あの殺人級の右拳が放たれるが、流石に質量が違い過ぎるのか。バージェスは彗星の勢いを殺せず、下に墜ちていく。

その間に俺と水無月さんも地面に降り立つ。

「掴まってて!」

言うやいなや。水無月さんは俺を抱えたまま飛ぶような勢いでその場を離れる。男子としてはカッコ悪いがお姫様抱っこである。

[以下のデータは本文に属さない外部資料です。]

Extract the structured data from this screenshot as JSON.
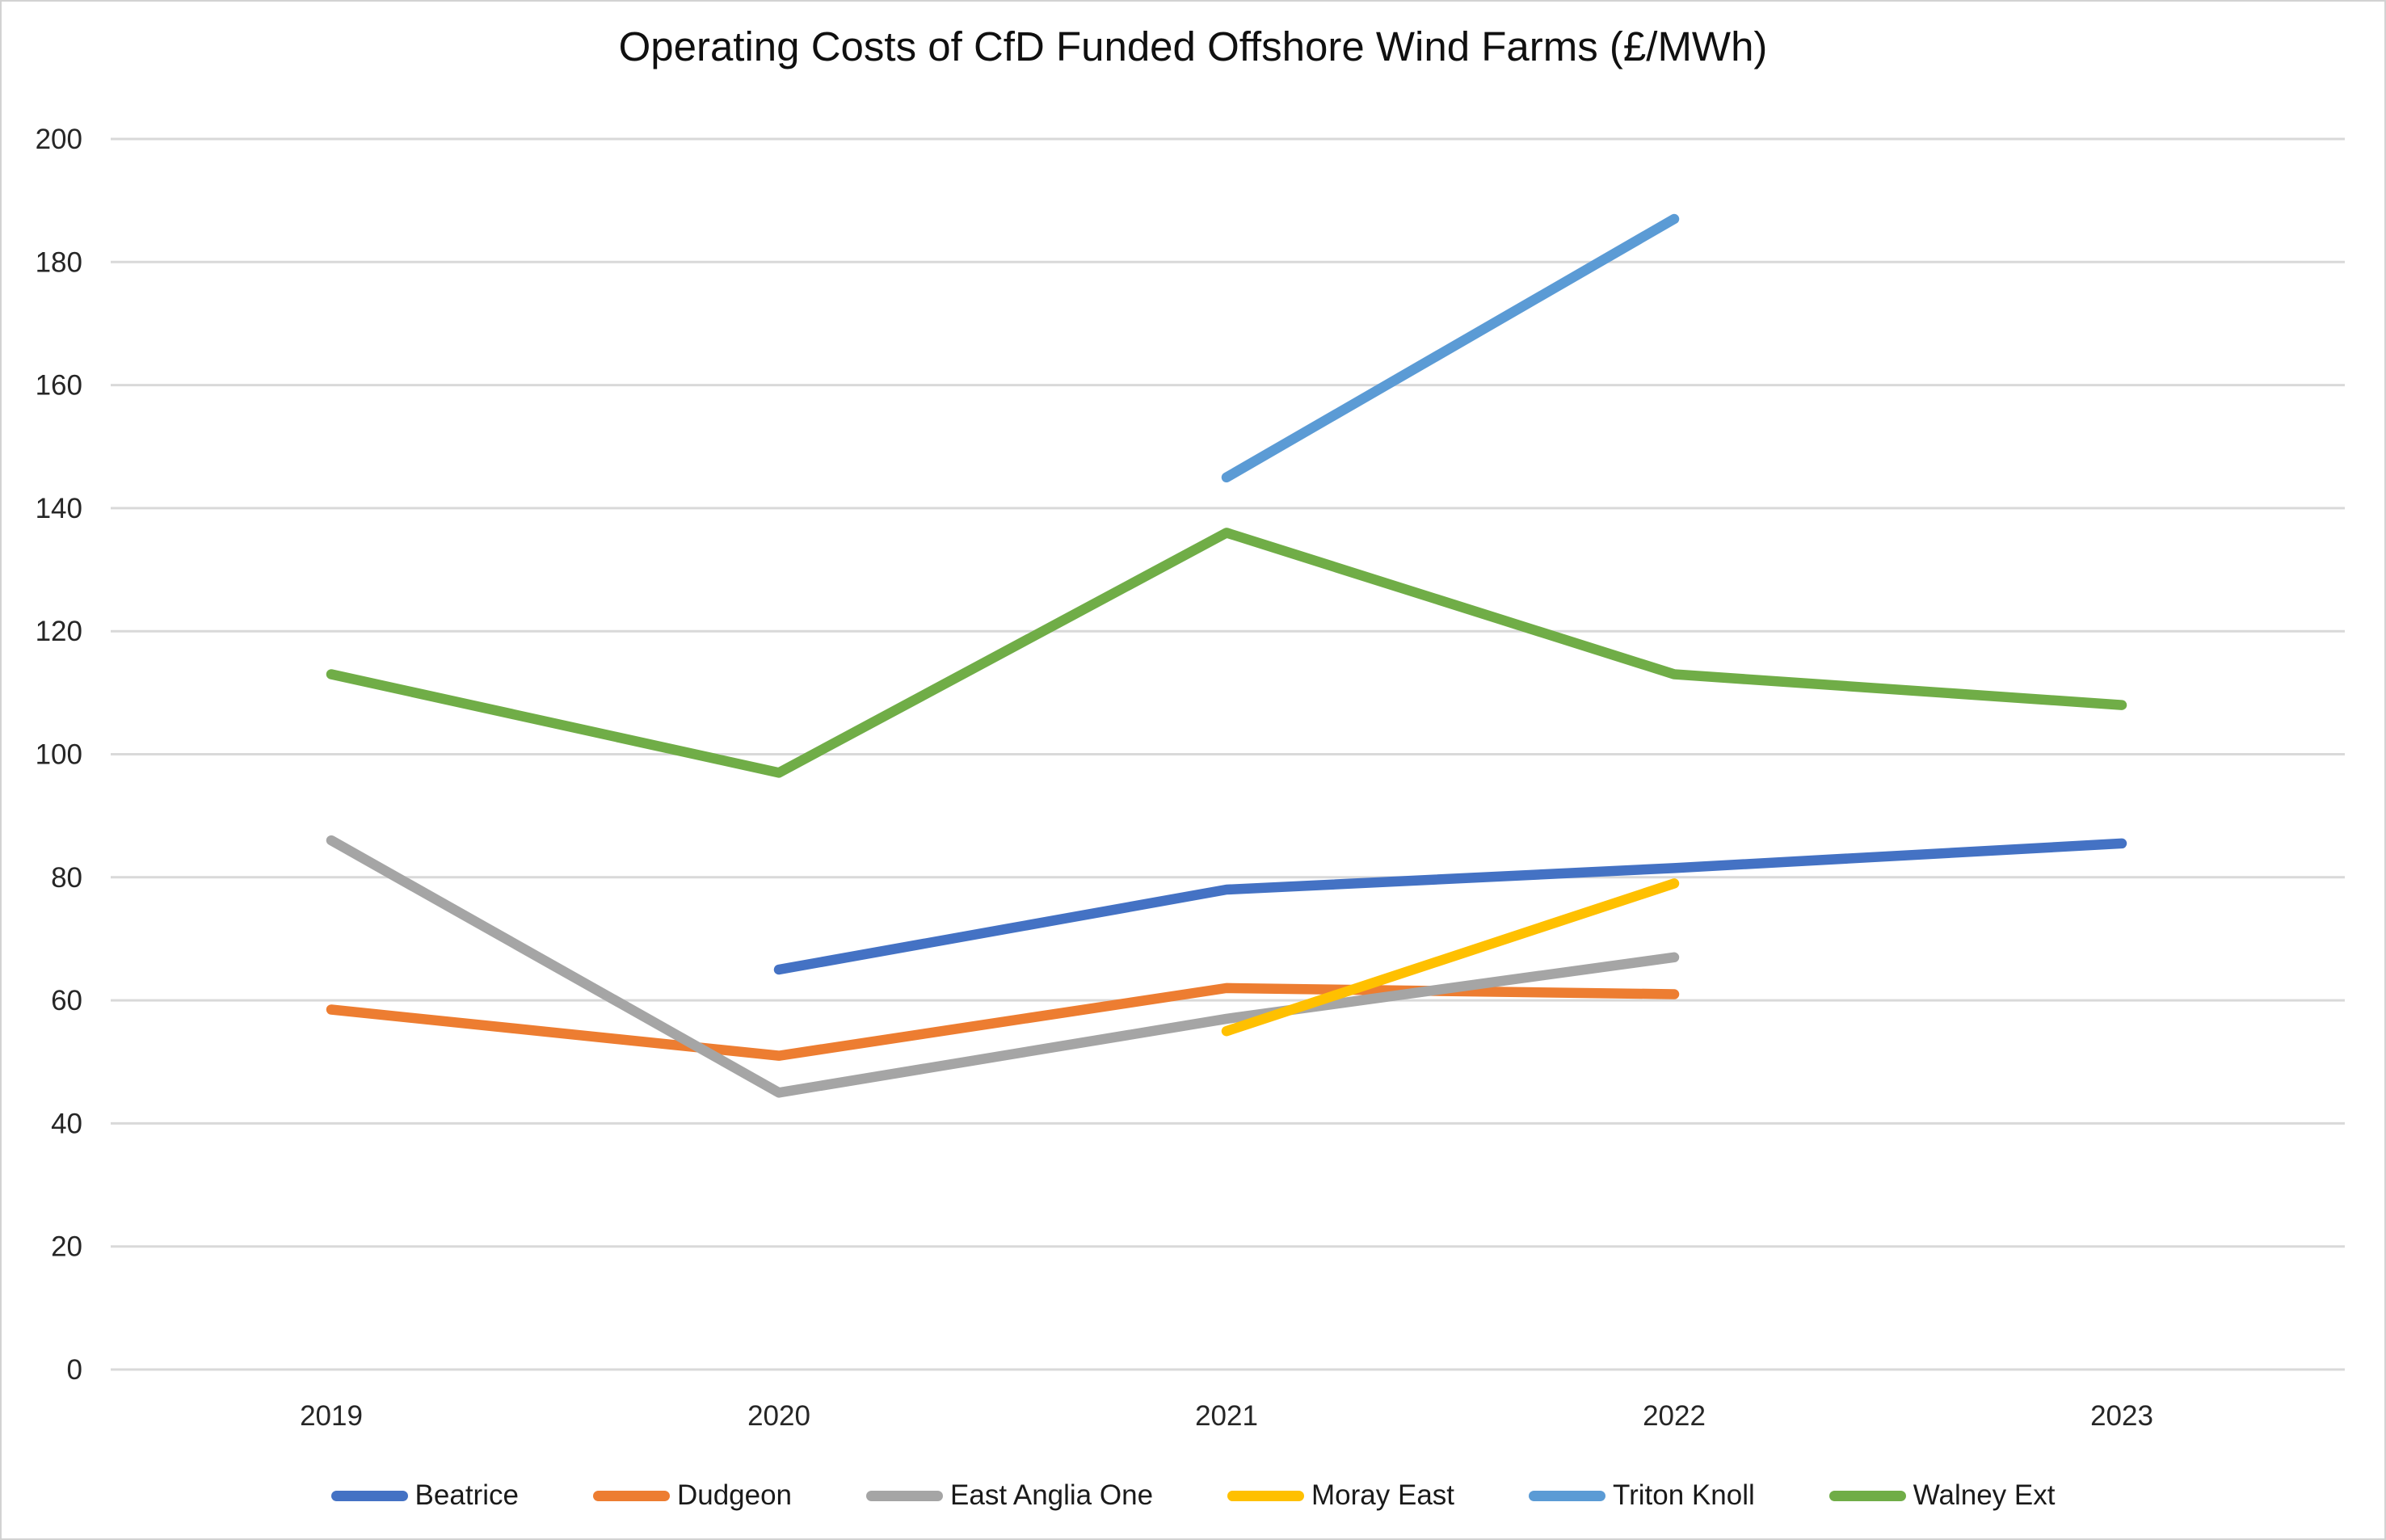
{
  "chart_data": {
    "type": "line",
    "title": "Operating Costs of CfD Funded Offshore Wind Farms (£/MWh)",
    "categories": [
      "2019",
      "2020",
      "2021",
      "2022",
      "2023"
    ],
    "series": [
      {
        "name": "Beatrice",
        "color": "#4472C4",
        "values": [
          null,
          65,
          78,
          81.5,
          85.5
        ]
      },
      {
        "name": "Dudgeon",
        "color": "#ED7D31",
        "values": [
          58.5,
          51,
          62,
          61,
          null
        ]
      },
      {
        "name": "East Anglia One",
        "color": "#A5A5A5",
        "values": [
          86,
          45,
          57,
          67,
          null
        ]
      },
      {
        "name": "Moray East",
        "color": "#FFC000",
        "values": [
          null,
          null,
          55,
          79,
          null
        ]
      },
      {
        "name": "Triton Knoll",
        "color": "#5B9BD5",
        "values": [
          null,
          null,
          145,
          187,
          null
        ]
      },
      {
        "name": "Walney Ext",
        "color": "#70AD47",
        "values": [
          113,
          97,
          136,
          113,
          108
        ]
      }
    ],
    "xlabel": "",
    "ylabel": "",
    "ylim": [
      0,
      200
    ],
    "ytick_step": 20,
    "yticks": [
      "0",
      "20",
      "40",
      "60",
      "80",
      "100",
      "120",
      "140",
      "160",
      "180",
      "200"
    ],
    "grid": "horizontal-only",
    "gridline_color": "#D9D9D9",
    "axis_text_color": "#262626",
    "legend_position": "bottom",
    "background": "#FFFFFF"
  }
}
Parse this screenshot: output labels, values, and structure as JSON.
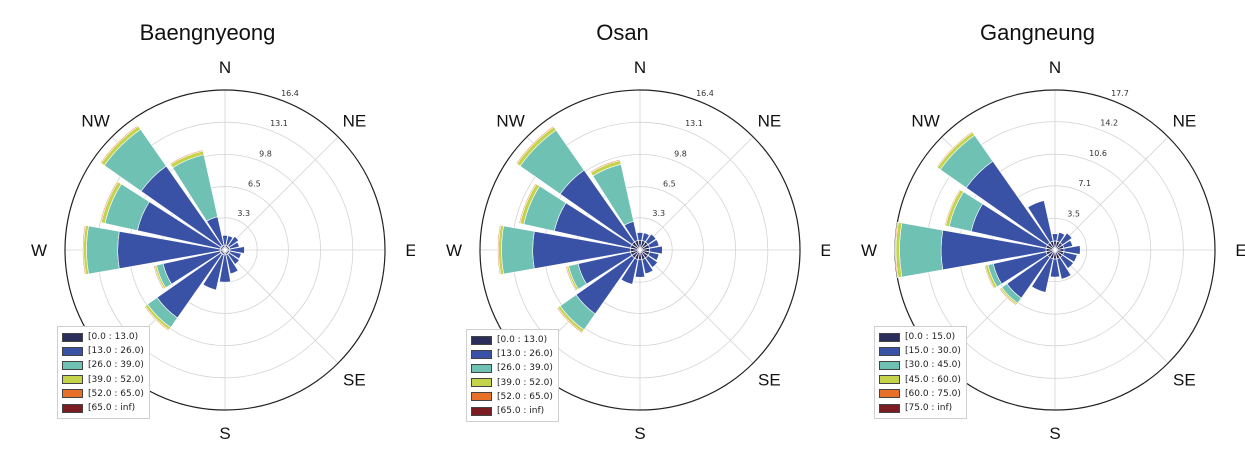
{
  "colors": [
    "#2b2d5a",
    "#3a52a5",
    "#6fc1b3",
    "#c5d34a",
    "#e8712a",
    "#7a1c22"
  ],
  "chart_data": [
    {
      "type": "windrose",
      "title": "Baengnyeong",
      "directions": [
        "N",
        "NE",
        "E",
        "SE",
        "S",
        "SW",
        "W",
        "NW"
      ],
      "rmax": 16.4,
      "rings": [
        3.3,
        6.5,
        9.8,
        13.1,
        16.4
      ],
      "ring_labels": [
        "3.3",
        "6.5",
        "9.8",
        "13.1",
        "16.4"
      ],
      "bins": [
        "[0.0 : 13.0)",
        "[13.0 : 26.0)",
        "[26.0 : 39.0)",
        "[39.0 : 52.0)",
        "[52.0 : 65.0)",
        "[65.0 : inf)"
      ],
      "sectors_deg": [
        0,
        22.5,
        45,
        67.5,
        90,
        112.5,
        135,
        157.5,
        180,
        202.5,
        225,
        247.5,
        270,
        292.5,
        315,
        337.5
      ],
      "sector_values": [
        [
          0.5,
          1.0,
          0.0,
          0.0,
          0.0,
          0.0
        ],
        [
          0.5,
          1.0,
          0.0,
          0.0,
          0.0,
          0.0
        ],
        [
          0.5,
          1.2,
          0.0,
          0.0,
          0.0,
          0.0
        ],
        [
          0.5,
          1.0,
          0.0,
          0.0,
          0.0,
          0.0
        ],
        [
          0.5,
          1.5,
          0.0,
          0.0,
          0.0,
          0.0
        ],
        [
          0.5,
          1.2,
          0.0,
          0.0,
          0.0,
          0.0
        ],
        [
          0.5,
          1.3,
          0.0,
          0.0,
          0.0,
          0.0
        ],
        [
          0.5,
          2.0,
          0.0,
          0.0,
          0.0,
          0.0
        ],
        [
          0.5,
          2.8,
          0.0,
          0.0,
          0.0,
          0.0
        ],
        [
          0.5,
          3.7,
          0.0,
          0.0,
          0.0,
          0.0
        ],
        [
          0.5,
          8.0,
          1.2,
          0.3,
          0.1,
          0.0
        ],
        [
          0.5,
          6.0,
          0.7,
          0.2,
          0.1,
          0.0
        ],
        [
          0.5,
          10.5,
          3.2,
          0.3,
          0.1,
          0.0
        ],
        [
          0.5,
          8.7,
          3.4,
          0.4,
          0.1,
          0.0
        ],
        [
          0.5,
          10.0,
          4.6,
          0.4,
          0.1,
          0.0
        ],
        [
          0.5,
          3.0,
          6.5,
          0.4,
          0.1,
          0.0
        ]
      ]
    },
    {
      "type": "windrose",
      "title": "Osan",
      "directions": [
        "N",
        "NE",
        "E",
        "SE",
        "S",
        "SW",
        "W",
        "NW"
      ],
      "rmax": 16.4,
      "rings": [
        3.3,
        6.5,
        9.8,
        13.1,
        16.4
      ],
      "ring_labels": [
        "3.3",
        "6.5",
        "9.8",
        "13.1",
        "16.4"
      ],
      "bins": [
        "[0.0 : 13.0)",
        "[13.0 : 26.0)",
        "[26.0 : 39.0)",
        "[39.0 : 52.0)",
        "[52.0 : 65.0)",
        "[65.0 : inf)"
      ],
      "sectors_deg": [
        0,
        22.5,
        45,
        67.5,
        90,
        112.5,
        135,
        157.5,
        180,
        202.5,
        225,
        247.5,
        270,
        292.5,
        315,
        337.5
      ],
      "sector_values": [
        [
          1.0,
          0.8,
          0.0,
          0.0,
          0.0,
          0.0
        ],
        [
          1.0,
          0.8,
          0.0,
          0.0,
          0.0,
          0.0
        ],
        [
          1.0,
          1.0,
          0.0,
          0.0,
          0.0,
          0.0
        ],
        [
          1.0,
          1.0,
          0.0,
          0.0,
          0.0,
          0.0
        ],
        [
          1.0,
          1.3,
          0.0,
          0.0,
          0.0,
          0.0
        ],
        [
          1.0,
          1.0,
          0.0,
          0.0,
          0.0,
          0.0
        ],
        [
          1.0,
          1.2,
          0.0,
          0.0,
          0.0,
          0.0
        ],
        [
          1.0,
          1.5,
          0.0,
          0.0,
          0.0,
          0.0
        ],
        [
          1.0,
          1.8,
          0.0,
          0.0,
          0.0,
          0.0
        ],
        [
          1.0,
          2.6,
          0.0,
          0.0,
          0.0,
          0.0
        ],
        [
          1.0,
          7.0,
          2.0,
          0.3,
          0.1,
          0.0
        ],
        [
          1.0,
          5.5,
          1.0,
          0.2,
          0.1,
          0.0
        ],
        [
          1.0,
          10.0,
          3.2,
          0.3,
          0.1,
          0.0
        ],
        [
          1.0,
          8.0,
          3.2,
          0.4,
          0.1,
          0.0
        ],
        [
          1.0,
          9.0,
          5.0,
          0.4,
          0.1,
          0.0
        ],
        [
          1.0,
          2.0,
          6.0,
          0.4,
          0.1,
          0.0
        ]
      ]
    },
    {
      "type": "windrose",
      "title": "Gangneung",
      "directions": [
        "N",
        "NE",
        "E",
        "SE",
        "S",
        "SW",
        "W",
        "NW"
      ],
      "rmax": 17.7,
      "rings": [
        3.5,
        7.1,
        10.6,
        14.2,
        17.7
      ],
      "ring_labels": [
        "3.5",
        "7.1",
        "10.6",
        "14.2",
        "17.7"
      ],
      "bins": [
        "[0.0 : 15.0)",
        "[15.0 : 30.0)",
        "[30.0 : 45.0)",
        "[45.0 : 60.0)",
        "[60.0 : 75.0)",
        "[75.0 : inf)"
      ],
      "sectors_deg": [
        0,
        22.5,
        45,
        67.5,
        90,
        112.5,
        135,
        157.5,
        180,
        202.5,
        225,
        247.5,
        270,
        292.5,
        315,
        337.5
      ],
      "sector_values": [
        [
          1.0,
          0.8,
          0.0,
          0.0,
          0.0,
          0.0
        ],
        [
          1.0,
          1.0,
          0.0,
          0.0,
          0.0,
          0.0
        ],
        [
          1.0,
          1.3,
          0.0,
          0.0,
          0.0,
          0.0
        ],
        [
          1.0,
          1.0,
          0.0,
          0.0,
          0.0,
          0.0
        ],
        [
          1.0,
          1.8,
          0.0,
          0.0,
          0.0,
          0.0
        ],
        [
          1.0,
          1.5,
          0.0,
          0.0,
          0.0,
          0.0
        ],
        [
          1.0,
          1.5,
          0.0,
          0.0,
          0.0,
          0.0
        ],
        [
          1.0,
          2.3,
          0.0,
          0.0,
          0.0,
          0.0
        ],
        [
          1.0,
          2.0,
          0.0,
          0.0,
          0.0,
          0.0
        ],
        [
          1.0,
          3.8,
          0.0,
          0.0,
          0.0,
          0.0
        ],
        [
          1.0,
          5.5,
          0.7,
          0.2,
          0.1,
          0.0
        ],
        [
          1.0,
          6.0,
          0.6,
          0.3,
          0.1,
          0.0
        ],
        [
          1.0,
          11.6,
          4.6,
          0.4,
          0.1,
          0.0
        ],
        [
          1.0,
          8.5,
          2.5,
          0.4,
          0.1,
          0.0
        ],
        [
          1.0,
          11.0,
          3.5,
          0.4,
          0.1,
          0.0
        ],
        [
          1.0,
          4.6,
          0.0,
          0.0,
          0.0,
          0.0
        ]
      ]
    }
  ]
}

どれくらい離れたのか、水無月さんが俺を降ろす。そして頭を押さえている。

「ありがとうございます。でも、水無月さんその髪………」

「ああ、これは『血脈励起』(けつみゃくれいき)っていう私の切り札の1つなの。自身の血の速度を上げることで超人的な力を使えるようになる。血の生成も促すから失った血液も取り戻せて一石二鳥なんだけど、さっきも言ったように発動にどうしても時間がかかることと、血圧が異常に上がるから、脳にダメージがくる。最悪血管が破裂するリスクがあるの。」

まあ、そうならないように抑えてはいるけどね。
と水無月さんは言う。あれ以上の戦いも最悪出来るということか。

「水無月さん、俺たちってどこまで逃げればいいんですか?バージェスって奴を振り切るには」

「遮絶は1度入ると条件を満たさないと出られないの」

そしてその条件は2つある。

「1つはさっきも言ったように遮絶が定着し、現実を飲み込んでしまった場合。もう1つは遮絶を支えてる結界の基礎を壊すこと。でも敵もそこには人を配置してるし、バージェスも警戒してるから難しいわね」

「だから、正直逃げても無意味なんだよ。1つ目のパターンが成立しちゃうと、この街全員が死ぬ。それは選べない。かといって貴方を連れた状態で結界の基礎を壊すことは容易ではない。残された可能性は私の仲間達が基地(キャンプ)にいるから、私の帰還の遅れに気づいて援軍を送ってくれるしかないわね」

お手上げのポーズをする水無月さん。
ちなみに、

「この遮絶?ですか、結界が定着するまであとどれくらいですか?」

水無月さんは俺を見て

「あと5時間」


残りの猶予はあとわずか。
果たして2人はあの化物相手に、この結界を攻略することが出来るのか?

時刻は午前3時、降っていた雨がいつの間にか止んでいた。